A vida muda com o passar dos anos e o que antes parecia inimaginável logo se torna rotina. Questão de perspectiva: para quem tem vinte anos, falta o equivalente a metade de todo o tempo que já viveu para chegar aos trinta. Para chegar aos quarenta, falta outra vida (vinte anos) inteira. Parece uma eternidade, mas chega rapidinho.

Evidentemente, os trinta anos funcionam como uma linha convencional separando duas épocas na vida da pessoa. Ninguém (ou quase ninguém) vai dormir como uma fera das baladas e acorda na manhã do trigésimo aniversário como um monge beneditino. Mas a ideia tem o mérito de facilitar o contraste e permitir que entendamos melhor as mudanças que ocorrem em nossas vidas (claro, cada pessoa é um indivíduo diferente, submetido a circunstâncias diferentes, etc., mas vale a pena dar uma olhada na regra geral).

1 - Talvez seja um mecanismo psicológico de autodefesa, talvez sejam a experiência e um pouco de sabedoria duramente conquistadas, mas idades superiores a trinta anos, que pareciam idades de fósseis de dinossauros, passam a ser idades comuns, com vantagens e desvantagens como qualquer outra.

2 - Depois de um tempo, os velhos joguinhos de popularidade perdem importância. A esta altura, a pessoal geralmente já conquistou um certo senso de valor pessoal que não depende da opinião alheia, encontrou um nicho (talvez não definitivo) na vida, já tem interesses mais amplos do que simplesmente ser popular e já tem um núcleo de amizades unidas por afinidades. O que o resto da “galera” pensa e quais são as fofocas do momento ficam no pátio da velha escola, que é o lugar deles.

3 - Ficamos mais seletivos com a idade, parece. Em vez de quero “ter um milhão de amigos” como na canção do Rei Roberto Carlos, “few, but good” (poucos, mas bons) torna-se a regra geral.

4 - Será que amolecemos com a idade ou simplesmente passamos a dar mais valor a certos confortos? Sair pelo mundo de mochila nas costas é legal, mas uma cesta de frutas de cortesia também não cai mal. Faça sua escolha.

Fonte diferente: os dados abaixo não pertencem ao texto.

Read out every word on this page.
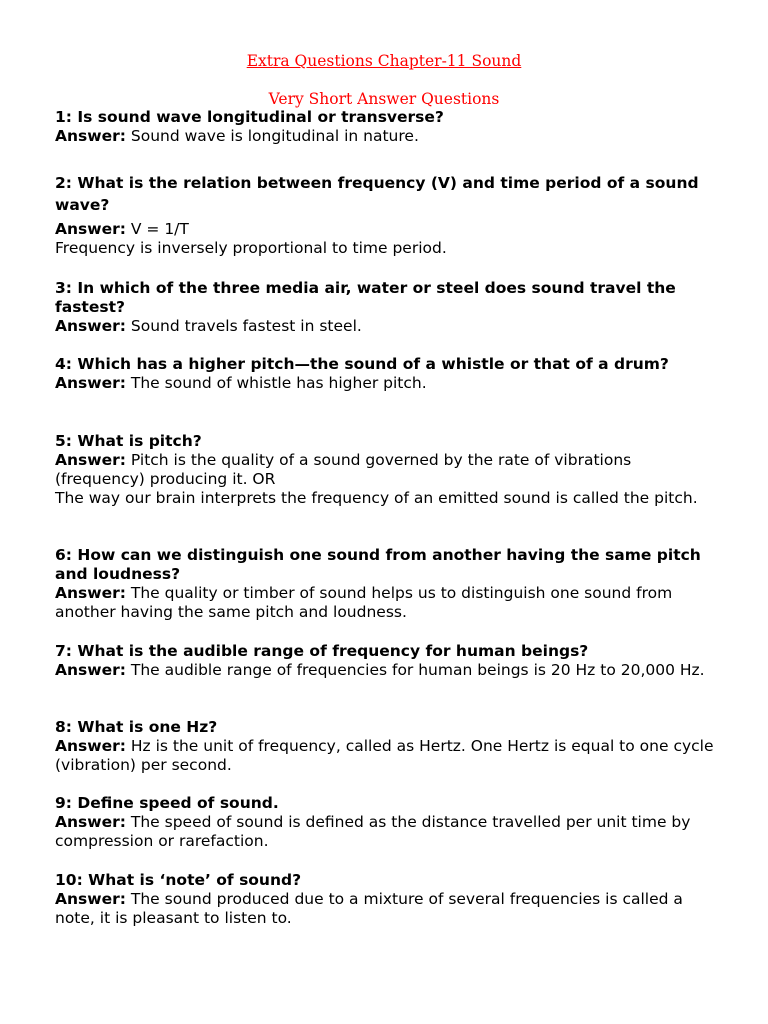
Extra Questions Chapter-11 Sound

Very Short Answer Questions

1: Is sound wave longitudinal or transverse?

Answer: Sound wave is longitudinal in nature.

2: What is the relation between frequency (V) and time period of a sound wave?

Answer: V = 1/T

Frequency is inversely proportional to time period.

3: In which of the three media air, water or steel does sound travel the fastest?

Answer: Sound travels fastest in steel.

4: Which has a higher pitch—the sound of a whistle or that of a drum?

Answer: The sound of whistle has higher pitch.

5: What is pitch?

Answer: Pitch is the quality of a sound governed by the rate of vibrations (frequency) producing it. OR

The way our brain interprets the frequency of an emitted sound is called the pitch.

6: How can we distinguish one sound from another having the same pitch and loudness?

Answer: The quality or timber of sound helps us to distinguish one sound from another having the same pitch and loudness.

7: What is the audible range of frequency for human beings?

Answer: The audible range of frequencies for human beings is 20 Hz to 20,000 Hz.

8: What is one Hz?

Answer: Hz is the unit of frequency, called as Hertz. One Hertz is equal to one cycle (vibration) per second.

9: Define speed of sound.

Answer: The speed of sound is defined as the distance travelled per unit time by compression or rarefaction.

10: What is ‘note’ of sound?

Answer: The sound produced due to a mixture of several frequencies is called a note, it is pleasant to listen to.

5 - Os bilhetinhos apaixonados (de papel ou eletrônicos) são substituídos por lembretes para comprar leite ou levar o filho ao dentista. Não é que o amor tenha acabado, ele só ficou diferente, mais maduro. De certa forma, é um bom sinal: o amor, longe de permanecer uma exceção, algo à parte da vida cotidiana, passou a integrá-la, o casal divide um projeto de vida. Ele não se queima mais na fogueira da paixão, mas se aquece na lareira do amor e do companheirismo.

6 - Em parte, é culpa da biologia e, em parte, é culpa das trabalheiras e responsabilidades que vão crescendo com o passar do tempo. Antes dos trinta, “a noite é uma criança” às 10 horas. Depois dos trinta, quando são 10 horas, já passou da hora de ir para o “berço”, que o dia seguinte vai ser puxado.

7 - Pois é, cada vez mais, a aventura noturna preferida é dormir cedo com um bom livro e a cara-metade do lado. Não é ruim.

8 - De novo, a maldita biologia. Antes dos trinta, as calorias iam embora quase tão rápido quanto chegavam. Depois dos trinta, se quiser manter o manequim, vai ter que, literalmente, malhar muito e fechar a boca. É da vida.